Orthodontists have long been interested in the multitude of differences in the diagnosis, treatment, and treatment response between skeletal open bite and skeletal deep bite. These two distinct types of facial form have been characterized in the literature as “hyperdivergent”(Sassouni, 1962; Shudy, 1964) or “long face syndrome” (Schendel etal., 1976) and “hypodivergent” (Sassouni, 1962; Shudy, 1964) or “short face syndrome”(Opdebeeck and Bell,1978).
 
Most orthodontic studies have reported on craniofacial structures, but only a few studies focused directly on the dentoalveolar characteristics and their treatment changes. Dechkunakorn et. al.,(1994) reported the assessment of facial heights and dentoalveolar heights in Thai individuals with normal occlusion. No study has yet focused on the anterior dentoalveolar characteristics especially the post-treatment changes of anterior alveolus in vertical skeletal patterns in the Thai population.    Therefore, the purposes of this study were to determine and compare the significant differences of the maxillary and mandibular anterior dentoalveolar bone width, height and length among skeletal open bite, normal bite and deep bite in Thai female subjects, and to determine the changes of these dimensions after tooth movement with conventional fixed orthodontic treatment in these three vertical groups. The hypothesis of the study was that there were no differences in dimensions and post-treatment changes of anterior dentoalveolar bone in female orthodontic patients with different vertical skeletal patterns.

Materials and Methods

A total of 116 pairs of pre-treatment and post-treatment lateral cephalometric radiographs of Thai female subjects were obtained from the patient database of the Department of Orthodontics, Faculty of Dentistry, Mahidol University.

The average age of the subjects was 19.16 ± 2.82 years. The age of the subjects ranged from 16 to 27 years old. All subjects were identified as craniofacial growth-ceased patients, aged older than 16 by pre-treatment radiographs. No obvious craniofacial deformities, systemic diseases or other factors affected craniofacial growth and development. All permanent teeth were present before orthodontic treatment, except the  upper and lower third molars. No restorations were involved the incisal edges of upper and lower central incisors.

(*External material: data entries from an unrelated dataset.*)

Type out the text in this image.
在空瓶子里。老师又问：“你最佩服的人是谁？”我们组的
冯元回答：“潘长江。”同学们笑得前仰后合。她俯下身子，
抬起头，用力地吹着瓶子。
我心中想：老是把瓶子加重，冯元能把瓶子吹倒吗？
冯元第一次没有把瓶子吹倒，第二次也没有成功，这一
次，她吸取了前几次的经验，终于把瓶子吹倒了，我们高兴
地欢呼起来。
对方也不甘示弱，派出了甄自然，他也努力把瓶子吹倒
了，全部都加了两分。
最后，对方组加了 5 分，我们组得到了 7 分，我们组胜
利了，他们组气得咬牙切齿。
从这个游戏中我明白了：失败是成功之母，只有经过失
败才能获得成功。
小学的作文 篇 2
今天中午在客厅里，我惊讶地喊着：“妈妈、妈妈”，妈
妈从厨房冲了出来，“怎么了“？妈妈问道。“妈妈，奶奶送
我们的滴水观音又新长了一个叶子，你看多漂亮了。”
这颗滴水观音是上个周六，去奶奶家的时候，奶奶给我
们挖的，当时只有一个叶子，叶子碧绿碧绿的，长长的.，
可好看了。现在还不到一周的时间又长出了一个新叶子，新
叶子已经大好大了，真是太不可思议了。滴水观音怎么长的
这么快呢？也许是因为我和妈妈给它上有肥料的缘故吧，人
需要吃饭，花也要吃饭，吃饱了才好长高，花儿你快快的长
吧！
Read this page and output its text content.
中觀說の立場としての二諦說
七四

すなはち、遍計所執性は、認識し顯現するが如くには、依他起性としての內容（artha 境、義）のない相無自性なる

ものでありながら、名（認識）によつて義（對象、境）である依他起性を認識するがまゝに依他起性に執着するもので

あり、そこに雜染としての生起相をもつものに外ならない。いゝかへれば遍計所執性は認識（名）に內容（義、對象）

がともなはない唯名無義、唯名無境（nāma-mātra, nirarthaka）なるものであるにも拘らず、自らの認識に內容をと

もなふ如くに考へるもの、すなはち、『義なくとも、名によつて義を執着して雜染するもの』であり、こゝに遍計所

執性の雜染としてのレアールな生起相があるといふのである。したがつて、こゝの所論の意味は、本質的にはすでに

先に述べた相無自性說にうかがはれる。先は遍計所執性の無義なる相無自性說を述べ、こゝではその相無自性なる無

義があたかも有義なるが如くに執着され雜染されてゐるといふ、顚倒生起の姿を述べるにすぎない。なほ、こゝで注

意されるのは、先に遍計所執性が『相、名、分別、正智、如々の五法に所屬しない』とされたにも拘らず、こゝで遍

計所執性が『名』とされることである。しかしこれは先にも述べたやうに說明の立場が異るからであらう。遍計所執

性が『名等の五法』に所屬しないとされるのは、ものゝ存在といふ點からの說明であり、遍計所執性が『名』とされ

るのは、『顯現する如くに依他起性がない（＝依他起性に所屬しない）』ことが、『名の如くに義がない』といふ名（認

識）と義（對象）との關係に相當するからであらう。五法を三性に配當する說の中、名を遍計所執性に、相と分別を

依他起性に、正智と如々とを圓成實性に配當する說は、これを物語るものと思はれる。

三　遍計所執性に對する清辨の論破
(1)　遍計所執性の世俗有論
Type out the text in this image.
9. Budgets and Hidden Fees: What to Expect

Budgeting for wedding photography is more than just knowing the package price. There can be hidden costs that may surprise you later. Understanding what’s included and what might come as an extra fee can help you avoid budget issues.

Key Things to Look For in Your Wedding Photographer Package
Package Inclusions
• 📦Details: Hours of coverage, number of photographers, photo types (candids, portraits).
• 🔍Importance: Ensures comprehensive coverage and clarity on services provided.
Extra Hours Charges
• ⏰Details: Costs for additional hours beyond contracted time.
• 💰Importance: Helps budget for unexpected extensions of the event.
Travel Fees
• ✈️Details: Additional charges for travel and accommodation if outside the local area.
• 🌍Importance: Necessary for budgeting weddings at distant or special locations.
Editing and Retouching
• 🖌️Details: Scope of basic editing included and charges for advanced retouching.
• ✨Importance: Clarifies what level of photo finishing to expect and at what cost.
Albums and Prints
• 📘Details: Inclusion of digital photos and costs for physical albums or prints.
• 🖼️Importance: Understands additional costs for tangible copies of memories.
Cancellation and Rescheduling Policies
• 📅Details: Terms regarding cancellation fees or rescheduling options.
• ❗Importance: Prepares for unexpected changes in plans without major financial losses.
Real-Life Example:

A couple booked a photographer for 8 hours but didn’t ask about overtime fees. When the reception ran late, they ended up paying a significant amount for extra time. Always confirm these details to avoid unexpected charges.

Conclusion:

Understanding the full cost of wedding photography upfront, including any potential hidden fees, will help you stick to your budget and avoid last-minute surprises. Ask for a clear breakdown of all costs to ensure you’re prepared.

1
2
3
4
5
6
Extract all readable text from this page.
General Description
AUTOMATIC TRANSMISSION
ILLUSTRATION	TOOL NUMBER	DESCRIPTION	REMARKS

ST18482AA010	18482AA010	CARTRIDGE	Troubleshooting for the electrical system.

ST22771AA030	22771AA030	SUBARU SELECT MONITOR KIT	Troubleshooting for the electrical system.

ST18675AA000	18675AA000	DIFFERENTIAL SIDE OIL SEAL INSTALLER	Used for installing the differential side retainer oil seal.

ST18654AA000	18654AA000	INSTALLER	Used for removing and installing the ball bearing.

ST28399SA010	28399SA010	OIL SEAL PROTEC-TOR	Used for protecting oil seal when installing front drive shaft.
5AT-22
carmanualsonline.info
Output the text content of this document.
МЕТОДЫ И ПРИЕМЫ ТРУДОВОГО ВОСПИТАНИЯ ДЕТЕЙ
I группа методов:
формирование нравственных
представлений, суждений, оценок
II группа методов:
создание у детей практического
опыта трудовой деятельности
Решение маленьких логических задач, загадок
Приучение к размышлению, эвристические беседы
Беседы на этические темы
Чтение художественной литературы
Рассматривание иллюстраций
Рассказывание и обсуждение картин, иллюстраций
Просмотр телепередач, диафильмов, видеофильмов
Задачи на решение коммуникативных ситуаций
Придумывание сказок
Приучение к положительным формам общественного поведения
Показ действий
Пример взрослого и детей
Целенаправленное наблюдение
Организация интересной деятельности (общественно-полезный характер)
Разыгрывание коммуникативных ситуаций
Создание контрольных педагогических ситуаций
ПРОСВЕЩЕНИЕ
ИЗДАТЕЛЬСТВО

All subjects had pre-treatment and post-treatment lateral cephalographs and were treated with the edgewise-fixed orthodontic appliances with extraction of the  four first bicuspids.

The subjects were divided into three groups according to vertical skeletal pattern. Numbers of subjects in skeletal open bite, normal bite, and deep bite were 42, 65, and 9, respectively. The SN-MP angle was used for vertical skeletal assessment. From the study of Dechkunakorn et. al.,(1994), the mean SN-MP angle of Thai female norm was 32.94  5.62 degrees. In this study, therefore, one standard deviation above and below the norm was used to define the skeletal open bite (SN-MP>38.56 degree) and skeletal deep bite (SN-MP<27.32 degree), respectively.

Cephalometric Analysis

The method for measuring the maxillary and mandibular anterior dentoalveolar width, height, and length in pre-treatment and post-treatment lateral cephalometric radiographs is described in Figure 1. To study the post-treatment change, constructed distances (H1, H2, H3) from the reference planes (palatal plane, mandibular plane) perpendicular to the level of upper incisor apex, subspinale, and lower incisor apex were measured and transferred from the pre-treatment film to the post-treatment film (Figure 2). Thus, the resorption of the root apex of incisors and the remodeling of subspinale from incisor retraction after orthodontic treatment would not affect the study measurements. Because different x-ray machines were used in the Department of Orthodontics, the difference of magnification between pre-treatment and post-treatment film was calibrated by calculating the proportion of pre-treatment and post-treatment of nasion and sella distances (SN), which remains unchanged in young adult patients, as seen in the following equation.

Statistical Analysis

All statistical calculations were performed with SPSS for Windows version 10.0. One-way analysis of variance (ANOVA) was performed to assess differences occurring among the groups and Scheffe’s test was used to identify which pair of groups was significantly different. Paired t-test was used to determine differences between pre-treatment and post-treatment anterior dentoalveolar dimensions in each subgroup.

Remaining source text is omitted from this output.